The book is organized as follows.
Chapter 1 provides an introduction to the multidisciplinary field of data mining. It discusses the evolutionary path of database technology which led up to the need for data mining, and the importance of its application potential. The basic architecture of data mining systems is described, and a brief introduction to the concepts of database systems and data warehouses is given. A detailed classification of data mining tasks is presented, based on the different kinds of knowledge to be mined. A classification of data mining systems is presented, and major challenges in the field are discussed.
Chapter 2 is an introduction to data warehouses and OLAP (On-Line Analytical Processing). Topics include the concept of data warehouses and multidimensional databases, the construction of data cubes, the implementation of on-line analytical processing, and the relationship between data warehousing and data mining.
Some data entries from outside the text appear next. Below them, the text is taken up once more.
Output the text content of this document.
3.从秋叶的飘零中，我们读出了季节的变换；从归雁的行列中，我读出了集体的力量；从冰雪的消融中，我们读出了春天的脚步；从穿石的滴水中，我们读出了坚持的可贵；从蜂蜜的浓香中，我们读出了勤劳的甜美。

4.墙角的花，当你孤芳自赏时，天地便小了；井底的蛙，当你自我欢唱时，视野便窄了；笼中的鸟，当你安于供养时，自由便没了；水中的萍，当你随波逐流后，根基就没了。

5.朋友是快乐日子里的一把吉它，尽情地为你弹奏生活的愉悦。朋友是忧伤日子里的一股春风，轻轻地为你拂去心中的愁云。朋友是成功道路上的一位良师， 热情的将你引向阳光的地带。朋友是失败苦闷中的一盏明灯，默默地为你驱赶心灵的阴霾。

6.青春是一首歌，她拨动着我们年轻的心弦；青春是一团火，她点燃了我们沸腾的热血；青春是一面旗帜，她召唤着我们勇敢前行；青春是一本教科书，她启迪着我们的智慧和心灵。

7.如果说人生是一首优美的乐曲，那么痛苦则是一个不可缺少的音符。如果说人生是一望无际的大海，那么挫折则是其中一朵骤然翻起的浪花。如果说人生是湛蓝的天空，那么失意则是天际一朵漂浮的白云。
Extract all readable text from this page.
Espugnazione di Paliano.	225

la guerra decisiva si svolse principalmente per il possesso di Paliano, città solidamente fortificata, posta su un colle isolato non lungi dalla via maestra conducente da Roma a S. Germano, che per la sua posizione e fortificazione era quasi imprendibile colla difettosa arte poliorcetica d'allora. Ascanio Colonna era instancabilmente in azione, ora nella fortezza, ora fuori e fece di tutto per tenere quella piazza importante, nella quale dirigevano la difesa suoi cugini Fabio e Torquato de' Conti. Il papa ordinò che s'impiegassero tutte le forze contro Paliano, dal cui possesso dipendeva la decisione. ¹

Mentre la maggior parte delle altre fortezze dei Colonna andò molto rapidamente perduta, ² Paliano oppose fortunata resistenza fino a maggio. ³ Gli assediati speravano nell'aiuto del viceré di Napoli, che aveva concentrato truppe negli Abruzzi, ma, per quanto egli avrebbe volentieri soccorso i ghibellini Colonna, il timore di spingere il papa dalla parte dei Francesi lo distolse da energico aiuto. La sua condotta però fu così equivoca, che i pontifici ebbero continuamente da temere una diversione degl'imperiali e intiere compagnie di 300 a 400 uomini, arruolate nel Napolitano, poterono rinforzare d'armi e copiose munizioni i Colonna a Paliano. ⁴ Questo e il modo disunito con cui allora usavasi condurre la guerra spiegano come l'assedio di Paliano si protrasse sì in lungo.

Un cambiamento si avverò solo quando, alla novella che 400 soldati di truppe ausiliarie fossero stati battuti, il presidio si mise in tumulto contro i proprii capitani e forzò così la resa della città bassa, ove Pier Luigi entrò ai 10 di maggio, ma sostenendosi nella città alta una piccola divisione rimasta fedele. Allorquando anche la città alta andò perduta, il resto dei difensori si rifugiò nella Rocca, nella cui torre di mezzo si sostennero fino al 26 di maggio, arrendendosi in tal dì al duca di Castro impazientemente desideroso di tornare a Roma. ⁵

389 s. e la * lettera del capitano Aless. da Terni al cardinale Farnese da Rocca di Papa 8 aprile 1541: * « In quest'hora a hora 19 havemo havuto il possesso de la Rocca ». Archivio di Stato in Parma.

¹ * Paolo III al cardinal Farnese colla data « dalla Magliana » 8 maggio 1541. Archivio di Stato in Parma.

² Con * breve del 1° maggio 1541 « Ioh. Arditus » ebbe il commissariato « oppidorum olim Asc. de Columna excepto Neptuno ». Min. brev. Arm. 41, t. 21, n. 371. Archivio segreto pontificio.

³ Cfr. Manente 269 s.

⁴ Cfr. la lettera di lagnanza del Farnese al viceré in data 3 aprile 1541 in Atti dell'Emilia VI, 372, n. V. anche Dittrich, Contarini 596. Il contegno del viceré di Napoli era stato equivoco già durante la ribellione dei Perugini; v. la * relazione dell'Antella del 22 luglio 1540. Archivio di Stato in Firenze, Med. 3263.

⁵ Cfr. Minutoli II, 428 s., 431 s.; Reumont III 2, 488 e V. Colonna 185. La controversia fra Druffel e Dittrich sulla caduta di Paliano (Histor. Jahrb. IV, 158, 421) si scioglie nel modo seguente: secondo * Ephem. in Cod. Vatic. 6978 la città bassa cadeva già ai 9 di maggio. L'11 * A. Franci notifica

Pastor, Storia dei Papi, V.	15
Chapter 3 describes techniques for preprocessing the data prior to mining. Methods of data cleaning, data integration and transformation, and data reduction are discussed, including the use of concept hierarchies for dynamic and static discretization. The automatic generation of concept hierarchies is also described.
Chapter 4 introduces the primitives of data mining which define the specification of a data mining task. It describes a data mining query language (DMQL), and provides examples of data mining queries. Other topics include the construction of graphical user interfaces, and the specification and manipulation of concept hierarchies.
Chapter 5 describes techniques for concept description, including characterization and discrimination. An attribute-oriented generalization technique is introduced, as well as its different implementations including a generalized relation technique and a multidimensional data cube technique. Several forms of knowledge presentation and visualization are illustrated. Relevance analysis is discussed. Methods for class comparison at multiple abstraction levels, and methods for the extraction of characteristic rules and discriminant rules with interestingness measurements are presented. In addition, statistical measures for descriptive mining are discussed.
Chapter 6 presents methods for mining association rules in transaction databases as well as relational databases and data warehouses. It includes a classification of association rules, a presentation of the basic Apriori algorithm and its variations, and techniques for mining multiple-level association rules, multidimensional association rules, quantitative association rules, and correlation rules. Strategies for finding interesting rules by constraint-based mining and the use of interestingness measures to focus the rule search are also described.
Chapter 7 describes methods for data classification and predictive modeling. Major methods of classification and prediction are explained, including decision tree induction, Bayesian classification, the neural network technique of backpropagation, k-nearest neighbor classifiers, case-based reasoning, genetic algorithms, rough set theory, and fuzzy set approaches. Association-based classification, which applies association rule mining to the problem of classification, is presented. Methods of regression are introduced, and issues regarding classifier accuracy are discussed.
Chapter 8 describes methods of clustering analysis. It first introduces the concept of data clustering and then presents several major data clustering approaches, including partition-based clustering, hierarchical clustering, and model-based clustering. Methods for clustering continuous data, discrete data, and data in multidimensional data cubes are presented. The scalability of clustering algorithms is discussed in detail.
Chapter 9 discusses methods for data mining in advanced database systems. It includes data mining in object-oriented databases, spatial databases, text databases, multimedia databases, active databases, temporal databases, heterogeneous and legacy databases, and resource and knowledge discovery in the Internet information base.
Finally, in Chapter 10, we summarize the concepts presented in this book and discuss applications of data mining and some challenging research issues.